Colombian President Andres Pastrana has been struggling with allegations of corruption, and the country's economy has hit rock bottom. Mr. Pastrana's trustworthy reputation had been a key to winning Washington's support for the aid package.
But if Mr. Pastrana were to lose power, "we don't know who we're giving this money to," says Adam Isacson of the Center for International Policy in Washington.
Even a Colombian drug-enforcement official who helped to push the "Plan Colombia" through Congress has recently played down the potential results of interdiction - now that he is leaving his post.
"We'd rather see drug consumption [in the US] drop than get any of this aid," said Colombia's outgoing national police chief, Gen. Rosso Jose Serrano, in an interview with the Associated Press. "If consumption were seriously reduced, this country could go back to what it once was - a place that grew coffee, where people worked hard and sweated for a paycheck."
His point - that antidrug efforts need to concentrate on curbing US demand - echoes a view that has been persistently voiced in the US.
Some analysts here argue that a crackdown on drug farmers in Colombia is just the continuation of the White House's failed 20-year war on drugs.
"They're escalating a failed policy," says Winifred Tate of the Washington Office on Latin American. "We're urging the US to support the civilian effort [to stop the drugs], but not fund the Colombian military."
When similar tactics, including massive crop eradication, were used in Peru and Bolivia, harvesting slowed and prices for illegal drugs spiked in the US. But it later became evident that the business had moved to Colombia.
Today, US officials estimate that Colombia is responsible for 90 percent of the cocaine in the US and more than half of the heroin.
A 1994 study by the Rand Corp. cast doubt on the effectiveness of "source interdiction" - the cutting off of supply in the hope that it will lead to less availability and higher prices on the street.
"History has shown that our source-country efforts have not accomplished anything noticeable in the long term," says Jonathan Caulkins, a drug-policy researcher at Rand.
The European Union countries have also been critical of the US approach. Some EU delegates, in Colombia last week meeting with rebel forces who control much of the narcotics business, voiced concern that the US would pay for a quick strike on farm fields, and then leave the long-term humanitarian problems - such as helping farmers find new ways to make a living - to EU nations.
Advocates of the US-Colombia approach, however, argue that interdiction techniques and technology have improved in the past decade, and that the latest efforts will prove that. They also emphasize that part of the funding will go toward nonmilitary aspects of the program.
Republican Sen. Paul Coverdell of Georgia last week hailed the package because it would "[strike] the drug war at ground zero - Colombia."
The new package is considered more aggressive than past efforts, and it will be primarily executed by the Colombian military, with training from US soldiers. Previously, US backing had gone to the Colombian police.
"With this funding, we will be able to support the courageous antidrug efforts of Colombia, which can, in turn, help curb the flow of drugs in our nation," President Clinton said in a statement after the House approved the bill.

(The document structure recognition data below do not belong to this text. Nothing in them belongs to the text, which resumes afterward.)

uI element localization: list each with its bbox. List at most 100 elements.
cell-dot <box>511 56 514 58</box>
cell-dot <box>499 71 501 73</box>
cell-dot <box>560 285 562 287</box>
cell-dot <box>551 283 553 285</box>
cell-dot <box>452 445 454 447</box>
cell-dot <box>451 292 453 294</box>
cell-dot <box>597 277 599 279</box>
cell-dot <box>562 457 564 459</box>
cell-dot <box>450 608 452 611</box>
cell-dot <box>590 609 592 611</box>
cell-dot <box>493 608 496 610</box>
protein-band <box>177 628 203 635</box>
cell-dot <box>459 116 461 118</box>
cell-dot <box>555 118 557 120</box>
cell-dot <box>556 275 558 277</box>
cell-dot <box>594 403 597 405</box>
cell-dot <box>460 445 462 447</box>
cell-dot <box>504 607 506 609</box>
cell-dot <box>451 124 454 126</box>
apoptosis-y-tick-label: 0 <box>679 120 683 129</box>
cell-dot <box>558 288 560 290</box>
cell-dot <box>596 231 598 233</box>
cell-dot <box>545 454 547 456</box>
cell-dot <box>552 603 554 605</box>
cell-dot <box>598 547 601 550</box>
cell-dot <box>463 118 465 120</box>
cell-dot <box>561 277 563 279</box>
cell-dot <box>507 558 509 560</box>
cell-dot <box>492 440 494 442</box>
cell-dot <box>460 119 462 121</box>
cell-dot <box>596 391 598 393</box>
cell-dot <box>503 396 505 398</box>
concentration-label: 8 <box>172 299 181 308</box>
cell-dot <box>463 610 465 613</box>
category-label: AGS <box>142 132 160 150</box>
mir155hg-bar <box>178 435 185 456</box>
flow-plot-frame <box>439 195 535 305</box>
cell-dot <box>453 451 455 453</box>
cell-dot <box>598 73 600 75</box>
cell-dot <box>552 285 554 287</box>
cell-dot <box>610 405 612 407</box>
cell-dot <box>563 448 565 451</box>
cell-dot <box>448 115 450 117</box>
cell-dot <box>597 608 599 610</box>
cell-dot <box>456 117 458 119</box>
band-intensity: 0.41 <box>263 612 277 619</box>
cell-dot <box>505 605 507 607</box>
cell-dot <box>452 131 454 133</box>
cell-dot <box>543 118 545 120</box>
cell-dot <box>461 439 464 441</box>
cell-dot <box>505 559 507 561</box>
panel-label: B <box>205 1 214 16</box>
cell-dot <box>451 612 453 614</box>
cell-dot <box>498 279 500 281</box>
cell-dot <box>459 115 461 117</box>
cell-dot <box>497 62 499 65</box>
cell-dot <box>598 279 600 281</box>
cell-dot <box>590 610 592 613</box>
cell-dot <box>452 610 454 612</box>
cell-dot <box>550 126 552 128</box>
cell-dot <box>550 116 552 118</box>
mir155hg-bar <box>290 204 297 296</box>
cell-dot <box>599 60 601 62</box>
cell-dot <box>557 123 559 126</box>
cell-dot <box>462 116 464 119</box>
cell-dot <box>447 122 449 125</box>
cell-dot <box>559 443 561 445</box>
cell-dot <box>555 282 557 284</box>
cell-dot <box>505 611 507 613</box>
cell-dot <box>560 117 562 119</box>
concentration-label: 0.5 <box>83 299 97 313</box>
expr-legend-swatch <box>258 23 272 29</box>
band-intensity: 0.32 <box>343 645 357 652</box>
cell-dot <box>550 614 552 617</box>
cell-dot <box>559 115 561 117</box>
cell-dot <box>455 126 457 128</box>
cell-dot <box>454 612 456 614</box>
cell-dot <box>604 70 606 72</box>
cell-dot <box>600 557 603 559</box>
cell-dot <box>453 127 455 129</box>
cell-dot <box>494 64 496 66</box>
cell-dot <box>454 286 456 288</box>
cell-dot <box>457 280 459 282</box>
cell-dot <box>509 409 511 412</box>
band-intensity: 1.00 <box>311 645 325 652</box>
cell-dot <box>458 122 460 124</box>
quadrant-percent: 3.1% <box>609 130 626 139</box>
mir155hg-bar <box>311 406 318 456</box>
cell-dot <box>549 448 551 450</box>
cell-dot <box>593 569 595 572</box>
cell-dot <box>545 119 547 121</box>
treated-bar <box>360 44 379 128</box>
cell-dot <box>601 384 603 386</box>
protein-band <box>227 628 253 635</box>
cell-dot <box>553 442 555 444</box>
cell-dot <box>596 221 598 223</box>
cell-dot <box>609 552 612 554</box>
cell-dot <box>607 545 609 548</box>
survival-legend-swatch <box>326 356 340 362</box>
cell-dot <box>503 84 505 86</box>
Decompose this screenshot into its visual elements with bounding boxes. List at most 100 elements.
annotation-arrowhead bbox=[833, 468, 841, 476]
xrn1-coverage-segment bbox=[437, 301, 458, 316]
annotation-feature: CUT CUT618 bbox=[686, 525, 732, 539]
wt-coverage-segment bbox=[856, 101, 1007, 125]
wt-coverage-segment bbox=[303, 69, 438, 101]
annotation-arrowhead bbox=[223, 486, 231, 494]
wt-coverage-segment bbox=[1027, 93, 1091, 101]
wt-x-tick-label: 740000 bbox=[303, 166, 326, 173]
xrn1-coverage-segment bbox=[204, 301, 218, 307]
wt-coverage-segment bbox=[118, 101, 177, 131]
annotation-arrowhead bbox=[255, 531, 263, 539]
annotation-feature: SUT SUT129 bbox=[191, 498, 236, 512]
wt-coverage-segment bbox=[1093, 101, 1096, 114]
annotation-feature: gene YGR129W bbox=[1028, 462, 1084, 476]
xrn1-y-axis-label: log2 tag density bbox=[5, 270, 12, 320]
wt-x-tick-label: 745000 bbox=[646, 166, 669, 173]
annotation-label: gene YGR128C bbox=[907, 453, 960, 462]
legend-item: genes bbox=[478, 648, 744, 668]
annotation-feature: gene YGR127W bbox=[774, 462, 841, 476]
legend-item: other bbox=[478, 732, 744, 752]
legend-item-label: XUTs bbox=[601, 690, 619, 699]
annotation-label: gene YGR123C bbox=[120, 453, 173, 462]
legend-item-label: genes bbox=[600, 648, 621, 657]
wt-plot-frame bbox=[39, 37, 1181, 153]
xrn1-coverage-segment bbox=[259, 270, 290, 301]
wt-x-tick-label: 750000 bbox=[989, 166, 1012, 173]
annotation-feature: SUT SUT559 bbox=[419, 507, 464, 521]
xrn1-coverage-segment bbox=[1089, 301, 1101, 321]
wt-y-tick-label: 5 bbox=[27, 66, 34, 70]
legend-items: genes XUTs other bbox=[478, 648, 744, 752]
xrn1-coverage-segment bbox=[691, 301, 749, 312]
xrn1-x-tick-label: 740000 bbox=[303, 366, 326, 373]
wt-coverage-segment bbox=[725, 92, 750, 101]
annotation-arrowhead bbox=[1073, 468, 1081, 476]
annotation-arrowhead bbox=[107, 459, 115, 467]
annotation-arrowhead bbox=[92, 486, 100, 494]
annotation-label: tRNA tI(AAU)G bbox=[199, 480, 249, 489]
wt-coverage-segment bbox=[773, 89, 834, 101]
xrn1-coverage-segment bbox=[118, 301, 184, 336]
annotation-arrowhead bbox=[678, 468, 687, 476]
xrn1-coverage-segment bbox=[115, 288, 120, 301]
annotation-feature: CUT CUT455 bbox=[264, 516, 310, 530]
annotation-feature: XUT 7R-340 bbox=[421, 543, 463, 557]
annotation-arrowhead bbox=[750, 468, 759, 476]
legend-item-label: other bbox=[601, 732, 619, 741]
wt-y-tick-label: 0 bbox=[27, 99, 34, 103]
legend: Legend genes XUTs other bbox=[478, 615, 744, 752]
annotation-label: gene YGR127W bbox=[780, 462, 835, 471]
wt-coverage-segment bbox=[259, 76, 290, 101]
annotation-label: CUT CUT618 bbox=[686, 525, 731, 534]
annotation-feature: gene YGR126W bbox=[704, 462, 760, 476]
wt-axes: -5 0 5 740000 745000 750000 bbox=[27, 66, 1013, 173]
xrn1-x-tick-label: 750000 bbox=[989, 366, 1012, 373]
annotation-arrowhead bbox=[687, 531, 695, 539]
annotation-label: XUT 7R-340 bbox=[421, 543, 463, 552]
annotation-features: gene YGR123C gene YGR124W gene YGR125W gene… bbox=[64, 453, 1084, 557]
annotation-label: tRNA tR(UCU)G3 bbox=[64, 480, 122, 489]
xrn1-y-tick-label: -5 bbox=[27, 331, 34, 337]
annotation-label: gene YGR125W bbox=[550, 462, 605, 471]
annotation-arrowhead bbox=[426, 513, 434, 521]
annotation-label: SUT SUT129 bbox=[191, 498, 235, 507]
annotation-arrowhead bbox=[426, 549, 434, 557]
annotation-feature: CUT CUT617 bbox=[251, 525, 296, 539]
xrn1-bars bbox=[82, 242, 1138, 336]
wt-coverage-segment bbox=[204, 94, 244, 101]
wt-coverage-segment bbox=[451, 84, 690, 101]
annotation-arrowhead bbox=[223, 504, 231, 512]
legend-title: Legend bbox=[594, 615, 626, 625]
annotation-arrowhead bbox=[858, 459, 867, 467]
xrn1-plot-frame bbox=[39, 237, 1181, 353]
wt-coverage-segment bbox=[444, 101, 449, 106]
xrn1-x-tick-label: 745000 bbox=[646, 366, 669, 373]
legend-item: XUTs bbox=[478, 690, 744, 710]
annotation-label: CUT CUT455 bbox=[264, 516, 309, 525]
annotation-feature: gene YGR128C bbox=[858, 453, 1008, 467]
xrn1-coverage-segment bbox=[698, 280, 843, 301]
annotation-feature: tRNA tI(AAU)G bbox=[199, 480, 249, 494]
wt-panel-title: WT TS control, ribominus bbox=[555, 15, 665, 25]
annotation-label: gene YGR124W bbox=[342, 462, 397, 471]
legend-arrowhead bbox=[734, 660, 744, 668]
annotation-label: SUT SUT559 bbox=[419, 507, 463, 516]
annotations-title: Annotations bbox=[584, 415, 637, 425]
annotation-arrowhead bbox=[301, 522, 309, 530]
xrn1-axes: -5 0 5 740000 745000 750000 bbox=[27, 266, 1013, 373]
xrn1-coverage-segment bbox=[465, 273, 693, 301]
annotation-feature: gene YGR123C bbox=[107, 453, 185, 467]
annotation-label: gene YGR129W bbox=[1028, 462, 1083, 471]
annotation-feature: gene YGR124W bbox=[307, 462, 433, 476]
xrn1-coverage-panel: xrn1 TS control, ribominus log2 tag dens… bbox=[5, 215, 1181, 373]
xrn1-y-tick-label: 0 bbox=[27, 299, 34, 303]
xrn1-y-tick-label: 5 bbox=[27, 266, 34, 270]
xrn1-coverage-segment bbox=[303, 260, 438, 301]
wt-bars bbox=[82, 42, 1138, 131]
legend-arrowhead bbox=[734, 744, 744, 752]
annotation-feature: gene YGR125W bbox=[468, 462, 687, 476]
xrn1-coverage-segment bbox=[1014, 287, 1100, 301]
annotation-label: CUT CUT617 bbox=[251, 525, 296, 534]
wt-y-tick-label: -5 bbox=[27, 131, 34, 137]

In addition to concerns about whether the campaign will be able to stop the drug flow to America, some analysts worry that the US could be getting involved in another Vietnam.
The US commitment to Colombia will be open ended, which bears some semblance to Congress's approval in 1964 of the ill-fated 1964 Tonkin Gulf Resolution.
The effort is likely to intensify fighting between Colombian government forces and rebels in the south of the country, where much of the crops used for drugs are grown. With more firepower coming into the region, some analysts see additional conflict as almost unavoidable.
According to Ms. Tate from the Washington Office on Latin America, the Colombia package was driven in the US at least partially by political concerns. The funding got a hefty push by US defense contractors and representatives from Texas and Connecticut, who benefit from the sale of the helicopters.
Plus, she says, "It's an election year and it's a good sound bite for any politician who wants to prove that he's tough on drugs."